Wat later werden de diverse tabakssoorten versneden om de scherpte te verminderen. De tabak werd ook ‘gesaust’ (vermengd) met zoetstoffen als drop, honing, karamel enz. tot pruimtabak. Ook werd de pijpenkop groter en versierd. Vanaf de 19e eeuw werd zelfs meubilair ontworpen waarin de kwispedoor en diverse andere rookaccessoires een opbergplek kregen.
Zo ontstond een echte rookcultuur, die wreed verstoord werd door dr. Meinsma, die als één van de eersten zei dat roken niet gezond is. De oudste schriftelijke vermelding over een verbod op het roken staat in een Keur (wet) uit 1580 in Enkhuizen. Het geldt een verbod om op bepaalde kerkelijke hoogtijdagen te roken.”

De deskundige:
In een tijd waarin men in Nederland probeert het roken van tabak tot geschiedenis te maken, brengt het DAC een aspect van dit roken onder uw aandacht, om de herinnering eraan levend te houden: de Kwispedoor, Spoeubecken, of Tabaksrokersspuwpotje.

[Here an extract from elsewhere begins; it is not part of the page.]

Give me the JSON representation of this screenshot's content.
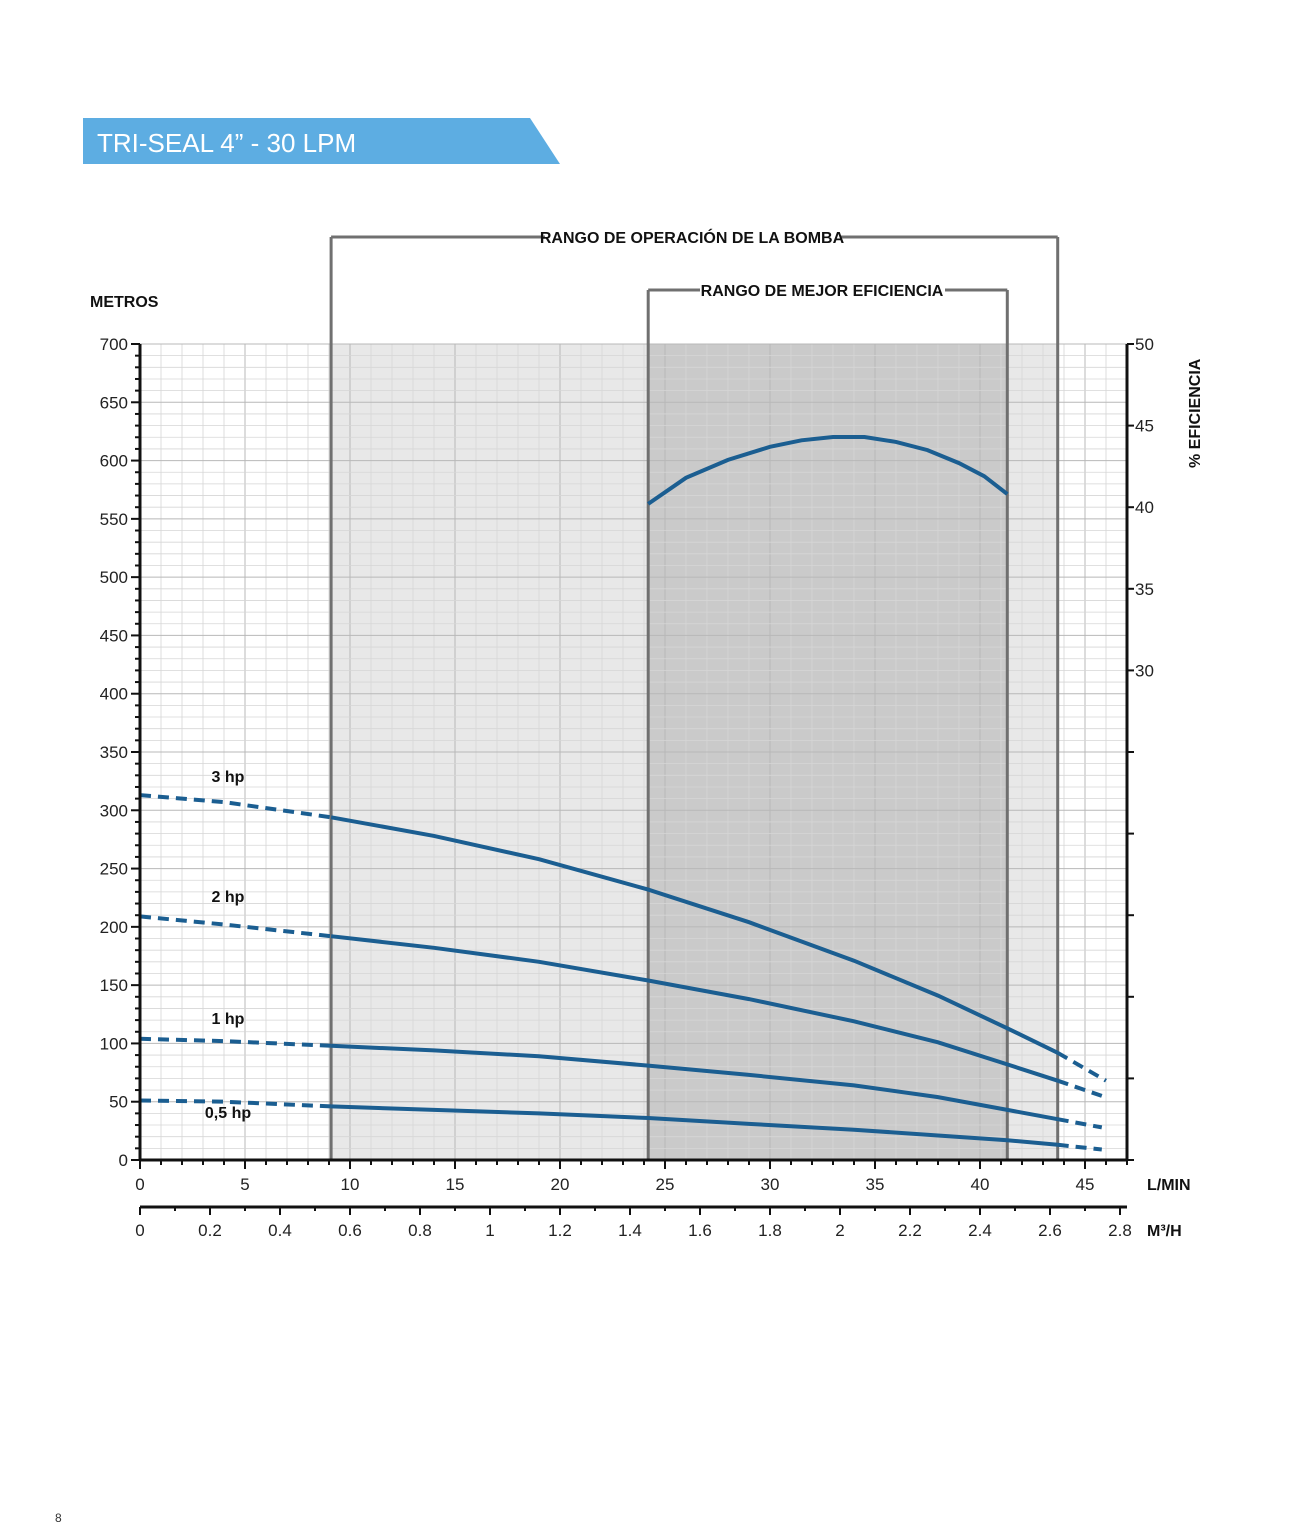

In de loop van de 17e eeuw ontwikkelden zich nieuwe aardewerksoorten. Een voorbeeld is het faience aardewerk. De samenstelling van de klei is anders dan die van de tot dan toe meest gebruikelijke aardewerksoorten. Het werd daardoor mogelijk een fijner en dunner baksel te vervaardigen. In plaats van lood- en zoutglazuur werd tinglazuur gebruikt, wat een witte ondoorzichtige laag geeft. Door vóór het bakken de tinglazuurlaag te bewerken met andere metaaloxiden ontstond een veelkleurig eindproduct. Het faience aardewerk werd een concurrent van het zeer gewilde, maar dure porselein.
Eén van de Nederlandse pottenbakkerscentra voor deze aardewerksoort was (en is nog steeds) gevestigd in Delft. Er werd geprobeerd het Chinese porselein na te maken, maar dat mislukte. Het werd ‘Hollands porselein’ of ‘Delfts aardewerk’.
In de 18e eeuw kwam in Engeland de productie op gang van fabrieksmatig gevormd aardewerk. Voorwerpen werden niet meer gedraaid, maar gegoten of in mallen geperst. Het werd daardoor mogelijk om in korte tijd grote aantallen te produceren. Zo ontstonden tal van nieuwe vormen die inspeelden op de komst van genotmiddelen, zoals koffie, thee en tabak. Een voorbeeld hiervan is de kwispedoor.

Het fraai versierde exemplaar van Delfts aardewerk, te dateren tussen 1680 – 1740, is afkomstig van de archeologische verkenning aan de Varkenmarkt (Dordts Archeologisch Centrum, 2003).

Het zwarte voorbeeld van Engels fabrieksaardewerk, het zogenaamde blackware, is te dateren in de 18e eeuw. Deze kwispedoor is afkomstig van een beerkelderonderzoek aan de Groenmarkt (Archeologische Werkgemeenschap voor Nederland, 1985).